Washington Monthly’s rankings are a way “to measure and quantify how well individual colleges and universities were meeting their public obligations in the areas of research, service, and social mobility,” according to the magazine’s website. When the magazine published its first ranking in 2005, “the idea was to upend the traditional notion of a college guide. Instead of asking what a college could do for you, we asked, “What are colleges doing for the country,’” notes the website.
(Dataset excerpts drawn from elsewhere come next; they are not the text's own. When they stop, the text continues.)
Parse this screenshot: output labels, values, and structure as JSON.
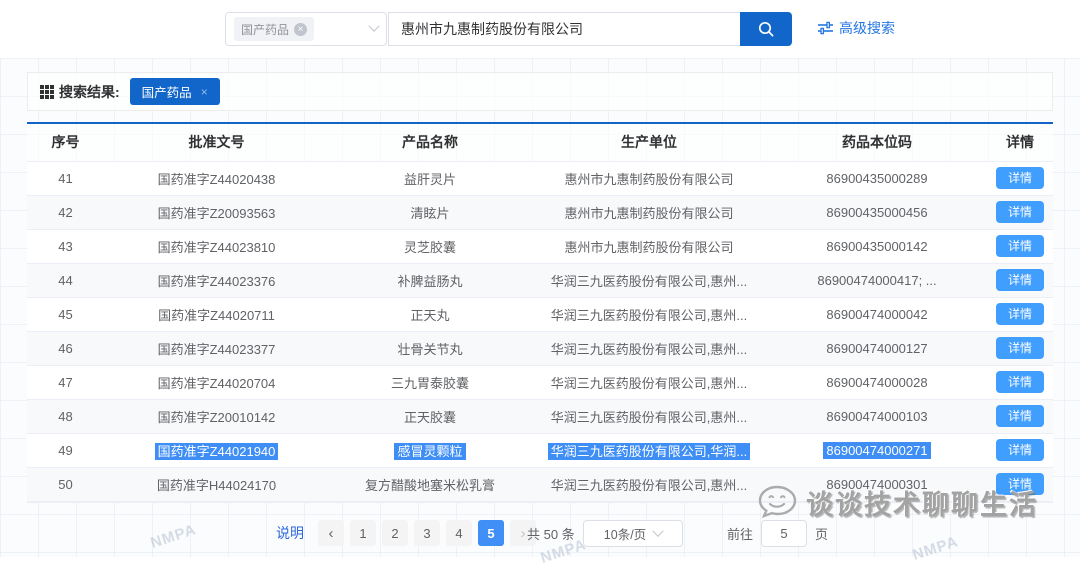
{
  "colors": {
    "brand_blue": "#1266c9",
    "primary_blue": "#409eff",
    "selection_blue": "#3e8ef6",
    "link_blue": "#2477e3"
  },
  "search_bar": {
    "category_tag_label": "国产药品",
    "query_value": "惠州市九惠制药股份有限公司",
    "advanced_search_label": "高级搜索"
  },
  "results_header": {
    "label": "搜索结果:",
    "filter_tag_label": "国产药品",
    "filter_tag_close": "×"
  },
  "table": {
    "columns": [
      "序号",
      "批准文号",
      "产品名称",
      "生产单位",
      "药品本位码",
      "详情"
    ],
    "detail_button_label": "详情",
    "rows": [
      {
        "no": "41",
        "approval": "国药准字Z44020438",
        "product": "益肝灵片",
        "manufacturer": "惠州市九惠制药股份有限公司",
        "code": "86900435000289",
        "highlighted": false
      },
      {
        "no": "42",
        "approval": "国药准字Z20093563",
        "product": "清眩片",
        "manufacturer": "惠州市九惠制药股份有限公司",
        "code": "86900435000456",
        "highlighted": false
      },
      {
        "no": "43",
        "approval": "国药准字Z44023810",
        "product": "灵芝胶囊",
        "manufacturer": "惠州市九惠制药股份有限公司",
        "code": "86900435000142",
        "highlighted": false
      },
      {
        "no": "44",
        "approval": "国药准字Z44023376",
        "product": "补脾益肠丸",
        "manufacturer": "华润三九医药股份有限公司,惠州...",
        "code": "86900474000417;  ...",
        "highlighted": false
      },
      {
        "no": "45",
        "approval": "国药准字Z44020711",
        "product": "正天丸",
        "manufacturer": "华润三九医药股份有限公司,惠州...",
        "code": "86900474000042",
        "highlighted": false
      },
      {
        "no": "46",
        "approval": "国药准字Z44023377",
        "product": "壮骨关节丸",
        "manufacturer": "华润三九医药股份有限公司,惠州...",
        "code": "86900474000127",
        "highlighted": false
      },
      {
        "no": "47",
        "approval": "国药准字Z44020704",
        "product": "三九胃泰胶囊",
        "manufacturer": "华润三九医药股份有限公司,惠州...",
        "code": "86900474000028",
        "highlighted": false
      },
      {
        "no": "48",
        "approval": "国药准字Z20010142",
        "product": "正天胶囊",
        "manufacturer": "华润三九医药股份有限公司,惠州...",
        "code": "86900474000103",
        "highlighted": false
      },
      {
        "no": "49",
        "approval": "国药准字Z44021940",
        "product": "感冒灵颗粒",
        "manufacturer": "华润三九医药股份有限公司,华润...",
        "code": "86900474000271",
        "highlighted": true
      },
      {
        "no": "50",
        "approval": "国药准字H44024170",
        "product": "复方醋酸地塞米松乳膏",
        "manufacturer": "华润三九医药股份有限公司,惠州...",
        "code": "86900474000301",
        "highlighted": false
      }
    ]
  },
  "pagination": {
    "note_label": "说明",
    "prev": "‹",
    "next": "›",
    "pages": [
      "1",
      "2",
      "3",
      "4",
      "5"
    ],
    "active_page": "5",
    "total_label": "共 50 条",
    "page_size_label": "10条/页",
    "goto_label": "前往",
    "goto_value": "5",
    "goto_suffix": "页"
  },
  "watermark": {
    "text": "谈谈技术聊聊生活",
    "background_marks": [
      "NMPA",
      "NMPA",
      "NMPA"
    ]
  }
}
Other universities in Washington National’s top 20 listing include Harvard, Georgetown, the Massachusetts Institute of Technology, Stanford, the College of William and Mary, Syracuse and the University of Chicago. A full list is online at http://www.washingtonmonthly.com/college_guide/rankings_2010/national_university_rank.php

The 2011 MFA Rankings in the September/October 2010 issue of Poets & Writers evaluated data such as participants’ evaluations of their poetry, fiction and non-fiction programs, funding and selectivity.  Other colleges with MFAs in the 
top 50 include Sarah Lawrence College, Boston, Notre Dame, Brown, Syracuse and Purdue universities, Pennsylvania State/University Park campus, and the University of Iowa.  A complete listing is at   http://www.pw.org/content/2011_mfa_rankings_the_top_fifty_0.

 These two rankings follow on the heels of the 2011 listings published by  U.S. News & World Report, which ranked Rutgers, Newark, as one of America’s “A-Plus Colleges for B Students” among national universities.  U.S. News defines these as institutions where “nonsuperstar” high school students can thrive academically.  The publication again designated Rutgers, Newark, as the nation’s “Most Diverse” national university, an honor it has held annually since 1997, the first year that U.S. News & World Report began ranking student ethnic diversity.  In the classification of Best National Universities, Rutgers, Newark, is listed in the top tier, at 143 of the 262 national universities.

Last year Rutgers University, Newark was named one of the 25 “best neighbor schools” in the “Saviors of Our Cities: A Survey of Best College and University Civic Partnerships.” The survey recognizes colleges and universities that work to spur economic expansion, cultural renewal and other improvements in their host cities. Last year the campus was named to the 2009 President’s Higher Education Community Service Honor Roll, the highest federal recognition a college or university can receive for its commitment to volunteering, service-learning and civic engagement, and in 2006, it was selected by The Carnegie Foundation for the Advancement of Teaching as one of among a small pool of U.S. colleges and universities for the foundation’s Community Engagement Classification. The Carnegie Foundation placed Rutgers us in the foundation’s Outreach and Partnerships category, recognizing its ability to collaboratively apply and provide institutional resources that benefit both campus and community.

ABOUT RUTGERS UNIVERSITY, NEWARK 

Rutgers-Newark is home to the Newark College of Arts and Sciences, University College, the Graduate School-Newark, Rutgers Business School-Newark and New Brunswick, the School of Law-Newark, the College of Nursing, the School of Criminal Justice, the School of Public Affairs and Administration, and extensive research and outreach centers, including the Center for Molecular and Behavioral Neuroscience. Approximately 12,000 students are currently enrolled in a wide range of undergraduate and graduate degree programs offered at the 38-acre downtown Newark campus.